The 2008 Financial Crisis
The 2008 financial crisis affected Pakistan like many other nations in the world. The crisis started to worsen in the early months of 2008 and inflation accelerated from 7% and peaked at 25%. Share prices at the Karachi Stock Exchange collapsed a whopping 60% by April 2008 while aggregate market capitalization shrank to about 20% of GDP by the end of 2008. Despite all this, the economic crisis did not result into panic selling, the banking sector did a series of measures that were successful in keeping the reserve situation from collapsing and this saw the rupee remain strong against US the dollar (p.3-4). Thus it will be prudential to charge the Pakistan economy, after the 2008 financial crisis, from the prism of protectionism, state domination of the economy and regulation. The country’s policy makers embraced a market liberalized economy and the ‘Washington Consensus’ adopted in the 1990s. The World Bank placed Pakistan above many emerging Asian economies in dealing with the crisis. The country had a strong banking sector and its reforms helped withstand the 2008 crisis well. There was a rise of finance and easy money that had a profound effect on the consequences of Pakistan’s economy and its ethos; exceed the impact of balance of payments. This meant that the high inflation was no cause of alarm despite the country being ruled by pursuit of quick returns, an attracting glitter against infrastructure bottlenecks and a short-term investment decisions. In this regard, Pakistan was considered different from other countries (Haque, p.30-31).

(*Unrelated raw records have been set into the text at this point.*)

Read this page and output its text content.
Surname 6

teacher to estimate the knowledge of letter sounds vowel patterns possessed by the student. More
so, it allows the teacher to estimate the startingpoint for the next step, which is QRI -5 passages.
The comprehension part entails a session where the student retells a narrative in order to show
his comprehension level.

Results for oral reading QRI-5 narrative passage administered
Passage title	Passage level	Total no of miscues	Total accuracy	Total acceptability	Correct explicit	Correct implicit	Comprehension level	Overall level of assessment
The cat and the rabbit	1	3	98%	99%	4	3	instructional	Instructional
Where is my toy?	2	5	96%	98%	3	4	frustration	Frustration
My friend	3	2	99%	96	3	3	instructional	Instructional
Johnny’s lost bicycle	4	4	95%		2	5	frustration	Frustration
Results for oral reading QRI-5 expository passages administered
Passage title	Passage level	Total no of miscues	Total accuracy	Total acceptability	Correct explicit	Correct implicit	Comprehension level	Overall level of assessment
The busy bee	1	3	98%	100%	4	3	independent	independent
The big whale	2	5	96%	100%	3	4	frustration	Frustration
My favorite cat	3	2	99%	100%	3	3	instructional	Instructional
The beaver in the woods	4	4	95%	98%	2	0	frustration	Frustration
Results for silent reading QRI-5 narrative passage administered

Therefore, the economic crisis was seen as having a silver lining. Several indications pointed to the fact that stabilization measures were working; fiscal deficit has been reduced, inflation came down and the trade balance was greatly improved. But it should be noted that if the country is to embark on a path of long-term growth, then domestic savings and investments rates can be augmented from the current low levels. Economists saw the 2008 crisis as an opportunity to address the economic overvaluation of the exchange rate recommending that the exchange rate should be devalued in the years after the crisis to help eliminate trade imbalances (Haque, p.32).

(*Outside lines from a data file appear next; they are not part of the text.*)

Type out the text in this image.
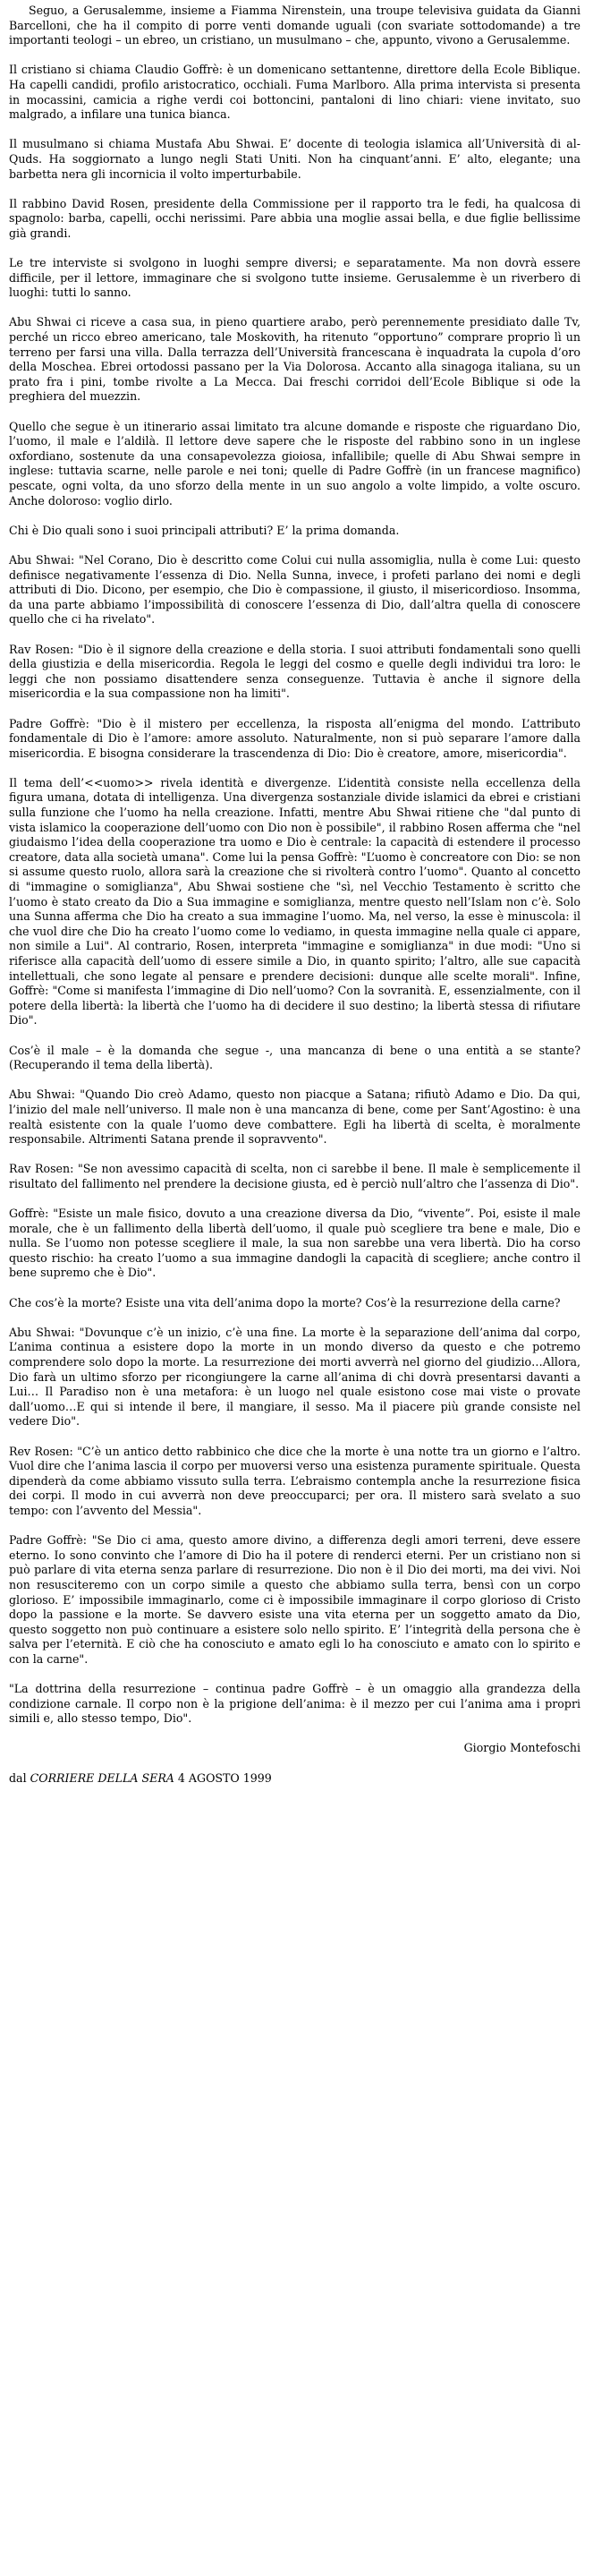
Seguo, a Gerusalemme, insieme a Fiamma Nirenstein, una troupe televisiva guidata da Gianni Barcelloni, che ha il compito di porre venti domande uguali (con svariate sottodomande) a tre importanti teologi – un ebreo, un cristiano, un musulmano – che, appunto, vivono a Gerusalemme.

Il cristiano si chiama Claudio Goffrè: è un domenicano settantenne, direttore della Ecole Biblique. Ha capelli candidi, profilo aristocratico, occhiali. Fuma Marlboro. Alla prima intervista si presenta in mocassini, camicia a righe verdi coi bottoncini, pantaloni di lino chiari: viene invitato, suo malgrado, a infilare una tunica bianca.

Il musulmano si chiama Mustafa Abu Shwai. E’ docente di teologia islamica all’Università di al-Quds. Ha soggiornato a lungo negli Stati Uniti. Non ha cinquant’anni. E’ alto, elegante; una barbetta nera gli incornicia il volto imperturbabile.

Il rabbino David Rosen, presidente della Commissione per il rapporto tra le fedi, ha qualcosa di spagnolo: barba, capelli, occhi nerissimi. Pare abbia una moglie assai bella, e due figlie bellissime già grandi.

Le tre interviste si svolgono in luoghi sempre diversi; e separatamente. Ma non dovrà essere difficile, per il lettore, immaginare che si svolgono tutte insieme. Gerusalemme è un riverbero di luoghi: tutti lo sanno.

Abu Shwai ci riceve a casa sua, in pieno quartiere arabo, però perennemente presidiato dalle Tv, perché un ricco ebreo americano, tale Moskovith, ha ritenuto “opportuno” comprare proprio lì un terreno per farsi una villa. Dalla terrazza dell’Università francescana è inquadrata la cupola d’oro della Moschea. Ebrei ortodossi passano per la Via Dolorosa. Accanto alla sinagoga italiana, su un prato fra i pini, tombe rivolte a La Mecca. Dai freschi corridoi dell’Ecole Biblique si ode la preghiera del muezzin.

Quello che segue è un itinerario assai limitato tra alcune domande e risposte che riguardano Dio, l’uomo, il male e l’aldilà. Il lettore deve sapere che le risposte del rabbino sono in un inglese oxfordiano, sostenute da una consapevolezza gioiosa, infallibile; quelle di Abu Shwai sempre in inglese: tuttavia scarne, nelle parole e nei toni; quelle di Padre Goffrè (in un francese magnifico) pescate, ogni volta, da uno sforzo della mente in un suo angolo a volte limpido, a volte oscuro. Anche doloroso: voglio dirlo.

Chi è Dio quali sono i suoi principali attributi? E’ la prima domanda.

Abu Shwai: "Nel Corano, Dio è descritto come Colui cui nulla assomiglia, nulla è come Lui: questo definisce negativamente l’essenza di Dio. Nella Sunna, invece, i profeti parlano dei nomi e degli attributi di Dio. Dicono, per esempio, che Dio è compassione, il giusto, il misericordioso. Insomma, da una parte abbiamo l’impossibilità di conoscere l’essenza di Dio, dall’altra quella di conoscere quello che ci ha rivelato".

Rav Rosen: "Dio è il signore della creazione e della storia. I suoi attributi fondamentali sono quelli della giustizia e della misericordia. Regola le leggi del cosmo e quelle degli individui tra loro: le leggi che non possiamo disattendere senza conseguenze. Tuttavia è anche il signore della misericordia e la sua compassione non ha limiti".

Padre Goffrè: "Dio è il mistero per eccellenza, la risposta all’enigma del mondo. L’attributo fondamentale di Dio è l’amore: amore assoluto. Naturalmente, non si può separare l’amore dalla misericordia. E bisogna considerare la trascendenza di Dio: Dio è creatore, amore, misericordia".

Il tema dell’<<uomo>> rivela identità e divergenze. L’identità consiste nella eccellenza della figura umana, dotata di intelligenza. Una divergenza sostanziale divide islamici da ebrei e cristiani sulla funzione che l’uomo ha nella creazione. Infatti, mentre Abu Shwai ritiene che "dal punto di vista islamico la cooperazione dell’uomo con Dio non è possibile", il rabbino Rosen afferma che "nel giudaismo l’idea della cooperazione tra uomo e Dio è centrale: la capacità di estendere il processo creatore, data alla società umana". Come lui la pensa Goffrè: "L’uomo è concreatore con Dio: se non si assume questo ruolo, allora sarà la creazione che si rivolterà contro l’uomo". Quanto al concetto di "immagine o somiglianza", Abu Shwai sostiene che "sì, nel Vecchio Testamento è scritto che l’uomo è stato creato da Dio a Sua immagine e somiglianza, mentre questo nell’Islam non c’è. Solo una Sunna afferma che Dio ha creato a sua immagine l’uomo. Ma, nel verso, la esse è minuscola: il che vuol dire che Dio ha creato l’uomo come lo vediamo, in questa immagine nella quale ci appare, non simile a Lui". Al contrario, Rosen, interpreta "immagine e somiglianza" in due modi: "Uno si riferisce alla capacità dell’uomo di essere simile a Dio, in quanto spirito; l’altro, alle sue capacità intellettuali, che sono legate al pensare e prendere decisioni: dunque alle scelte morali". Infine, Goffrè: "Come si manifesta l’immagine di Dio nell’uomo? Con la sovranità. E, essenzialmente, con il potere della libertà: la libertà che l’uomo ha di decidere il suo destino; la libertà stessa di rifiutare Dio".

Cos’è il male – è la domanda che segue -, una mancanza di bene o una entità a se stante? (Recuperando il tema della libertà).

Abu Shwai: "Quando Dio creò Adamo, questo non piacque a Satana; rifiutò Adamo e Dio. Da qui, l’inizio del male nell’universo. Il male non è una mancanza di bene, come per Sant’Agostino: è una realtà esistente con la quale l’uomo deve combattere. Egli ha libertà di scelta, è moralmente responsabile. Altrimenti Satana prende il sopravvento".

Rav Rosen: "Se non avessimo capacità di scelta, non ci sarebbe il bene. Il male è semplicemente il risultato del fallimento nel prendere la decisione giusta, ed è perciò null’altro che l’assenza di Dio".

Goffrè: "Esiste un male fisico, dovuto a una creazione diversa da Dio, “vivente”. Poi, esiste il male morale, che è un fallimento della libertà dell’uomo, il quale può scegliere tra bene e male, Dio e nulla. Se l’uomo non potesse scegliere il male, la sua non sarebbe una vera libertà. Dio ha corso questo rischio: ha creato l’uomo a sua immagine dandogli la capacità di scegliere; anche contro il bene supremo che è Dio".

Che cos’è la morte? Esiste una vita dell’anima dopo la morte? Cos’è la resurrezione della carne?

Abu Shwai: "Dovunque c’è un inizio, c’è una fine. La morte è la separazione dell’anima dal corpo, L’anima continua a esistere dopo la morte in un mondo diverso da questo e che potremo comprendere solo dopo la morte. La resurrezione dei morti avverrà nel giorno del giudizio…Allora, Dio farà un ultimo sforzo per ricongiungere la carne all’anima di chi dovrà presentarsi davanti a Lui… Il Paradiso non è una metafora: è un luogo nel quale esistono cose mai viste o provate dall’uomo…E qui si intende il bere, il mangiare, il sesso. Ma il piacere più grande consiste nel vedere Dio".

Rev Rosen: "C’è un antico detto rabbinico che dice che la morte è una notte tra un giorno e l’altro. Vuol dire che l’anima lascia il corpo per muoversi verso una esistenza puramente spirituale. Questa dipenderà da come abbiamo vissuto sulla terra. L’ebraismo contempla anche la resurrezione fisica dei corpi. Il modo in cui avverrà non deve preoccuparci; per ora. Il mistero sarà svelato a suo tempo: con l’avvento del Messia".

Padre Goffrè: "Se Dio ci ama, questo amore divino, a differenza degli amori terreni, deve essere eterno. Io sono convinto che l’amore di Dio ha il potere di renderci eterni. Per un cristiano non si può parlare di vita eterna senza parlare di resurrezione. Dio non è il Dio dei morti, ma dei vivi. Noi non resusciteremo con un corpo simile a questo che abbiamo sulla terra, bensì con un corpo glorioso. E’ impossibile immaginarlo, come ci è impossibile immaginare il corpo glorioso di Cristo dopo la passione e la morte. Se davvero esiste una vita eterna per un soggetto amato da Dio, questo soggetto non può continuare a esistere solo nello spirito. E’ l’integrità della persona che è salva per l’eternità. E ciò che ha conosciuto e amato egli lo ha conosciuto e amato con lo spirito e con la carne".

"La dottrina della resurrezione – continua padre Goffrè – è un omaggio alla grandezza della condizione carnale. Il corpo non è la prigione dell’anima: è il mezzo per cui l’anima ama i propri simili e, allo stesso tempo, Dio".

Giorgio Montefoschi

dal CORRIERE DELLA SERA 4 AGOSTO 1999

Pakistan is sovereign Islamic state in south Asia born out of the Indian sub-continent in 1947. Pakistan is a country that has suffered greatly from the consequences of September 11 attacks both politically and concerning its security. But the attacks also resulted to the country receiving large direct foreign investments because of its strategic location and its general economic appeal. The country has been dominated by military rule and there have been border tensions with India over the Kashmir province. The country is impoverished and underdeveloped the situation especially stemming from decades of internal political disputes resulting to low direct foreign investments. The government needs to invest more in education, healthcare and reduce dependence on foreign donors to fully realize its potential.